Los duendes de la higuera

En cierta ocasión, dos muchachos inquietos, fantasiosos, de esos a los que todo se les hace fácil, decidieron visitar una higuera en la que, según se decía, había duendes. Cuando se buscan duendes, hay que regalarles algo; por eso los muchachos se pusieron a buscar qué podían llevarles. Uno de ellos sacó a escondidas de su casa un mantel. Entre los dos juntaron unos cigarritos, unas cervezas, algunas piezas de pan y unos dulces.

Bien preparados, con todos los obsequios en una canastita, se fueron rumbo a la higuera. Junto al árbol había una piedra grande y plana, muy parecida a una mesa chaparrita. En esa piedra los muchachos extendieron el mantel y pusieron todo lo que llevaban, como si ahí fuera a haber una comida.

Los muchachos se sentaron a esperar y, mientras lo hacían, pensaron en las cosas que decían de los duendes. Recordaron que no debían dejarse tocar por los duendes, porque si eso sucedía se iban a volver locos de remate.

Justo pensaban en eso, cuando se escuchó un ruido. Miraron al árbol y ahí estaban los duendes, caminando entre las ramas igual que si anduvieran por el suelo. Y así, de rama en rama, empezaron a bajar del árbol. No eran ni uno ni dos, eran un desgraciadal.

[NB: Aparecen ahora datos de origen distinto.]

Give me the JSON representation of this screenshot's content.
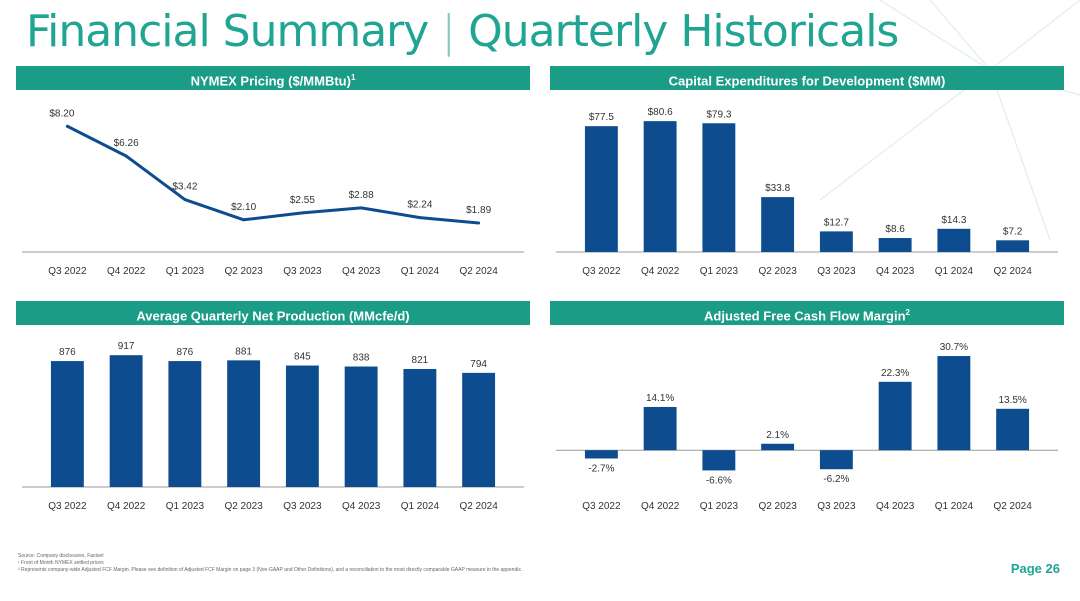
{
  "header": {
    "title": "Financial Summary",
    "subtitle": "Quarterly Historicals"
  },
  "colors": {
    "accent": "#1fa592",
    "header_bar": "#1b9c87",
    "series": "#0d4d8f"
  },
  "chart_data": [
    {
      "type": "line",
      "title": "NYMEX Pricing ($/MMBtu)",
      "title_sup": "1",
      "categories": [
        "Q3 2022",
        "Q4 2022",
        "Q1 2023",
        "Q2 2023",
        "Q3 2023",
        "Q4 2023",
        "Q1 2024",
        "Q2 2024"
      ],
      "values": [
        8.2,
        6.26,
        3.42,
        2.1,
        2.55,
        2.88,
        2.24,
        1.89
      ],
      "labels": [
        "$8.20",
        "$6.26",
        "$3.42",
        "$2.10",
        "$2.55",
        "$2.88",
        "$2.24",
        "$1.89"
      ],
      "ylim": [
        0,
        9
      ],
      "grid": false,
      "legend": "none"
    },
    {
      "type": "bar",
      "title": "Capital Expenditures for Development ($MM)",
      "title_sup": "",
      "categories": [
        "Q3 2022",
        "Q4 2022",
        "Q1 2023",
        "Q2 2023",
        "Q3 2023",
        "Q4 2023",
        "Q1 2024",
        "Q2 2024"
      ],
      "values": [
        77.5,
        80.6,
        79.3,
        33.8,
        12.7,
        8.6,
        14.3,
        7.2
      ],
      "labels": [
        "$77.5",
        "$80.6",
        "$79.3",
        "$33.8",
        "$12.7",
        "$8.6",
        "$14.3",
        "$7.2"
      ],
      "ylim": [
        0,
        85
      ],
      "grid": false,
      "legend": "none"
    },
    {
      "type": "bar",
      "title": "Average Quarterly Net Production (MMcfe/d)",
      "title_sup": "",
      "categories": [
        "Q3 2022",
        "Q4 2022",
        "Q1 2023",
        "Q2 2023",
        "Q3 2023",
        "Q4 2023",
        "Q1 2024",
        "Q2 2024"
      ],
      "values": [
        876,
        917,
        876,
        881,
        845,
        838,
        821,
        794
      ],
      "labels": [
        "876",
        "917",
        "876",
        "881",
        "845",
        "838",
        "821",
        "794"
      ],
      "ylim": [
        0,
        960
      ],
      "grid": false,
      "legend": "none"
    },
    {
      "type": "bar",
      "title": "Adjusted Free Cash Flow Margin",
      "title_sup": "2",
      "categories": [
        "Q3 2022",
        "Q4 2022",
        "Q1 2023",
        "Q2 2023",
        "Q3 2023",
        "Q4 2023",
        "Q1 2024",
        "Q2 2024"
      ],
      "values": [
        -2.7,
        14.1,
        -6.6,
        2.1,
        -6.2,
        22.3,
        30.7,
        13.5
      ],
      "labels": [
        "-2.7%",
        "14.1%",
        "-6.6%",
        "2.1%",
        "-6.2%",
        "22.3%",
        "30.7%",
        "13.5%"
      ],
      "ylim": [
        -12,
        33
      ],
      "grid": false,
      "legend": "none"
    }
  ],
  "footnotes": [
    "Source: Company disclosures, Factset",
    "¹ Front of Month NYMEX settled prices",
    "² Represents company-wide Adjusted FCF Margin. Please see definition of Adjusted FCF Margin on page 3 (Non-GAAP and Other Definitions), and a reconciliation to the most directly comparable GAAP measure in the appendix."
  ],
  "page_label": "Page 26"
}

Cuando estuvieron abajo, los duendes les hablaron a los muchachos, pero quién sabe en qué idioma, porque ellos no entendieron nada de nada. Los muchachos también quisieron hablar, sólo que sentían las quijadas trabadas y de plano no les salió ni una sola palabra.

Mientras tanto, los duendes iban haciendo rueda alrededor de los muchachos. Estos, que tenían bien presente aquello de que no los tocaran, pegaron un brinco y echaron a correr. Corrieron y corrieron, sin animarse a voltear. Nomás oían que atrás de ellos los duendes venían a toda prisa.



Al final llegaron a una cuesta que terminaba en un muro. Ni sintieron el esfuerzo que les costó subir. Es más, hasta saltaron el paredón como si hubieran sido las trancas de un corral. Ahí se quedaron jadeando atrás del muro.

Luego de un rato, cuando se les pasó el susto y recuperaron el aliento, se dieron cuenta de que ya no se oía ningún ruido. Se asomaron por encima del paredón y no vieron absolutamente nada del otro lado. Nunca supieron si de verdad los persiguieron los duendes o se lo imaginaron todo. Ah, pero eso sí, del mantel y de todo lo que venía en la canastita, ni sus luces. Todo eso había desaparecido. Por eso, el que sacó el mantel a escondidas se ganó una buena regañada.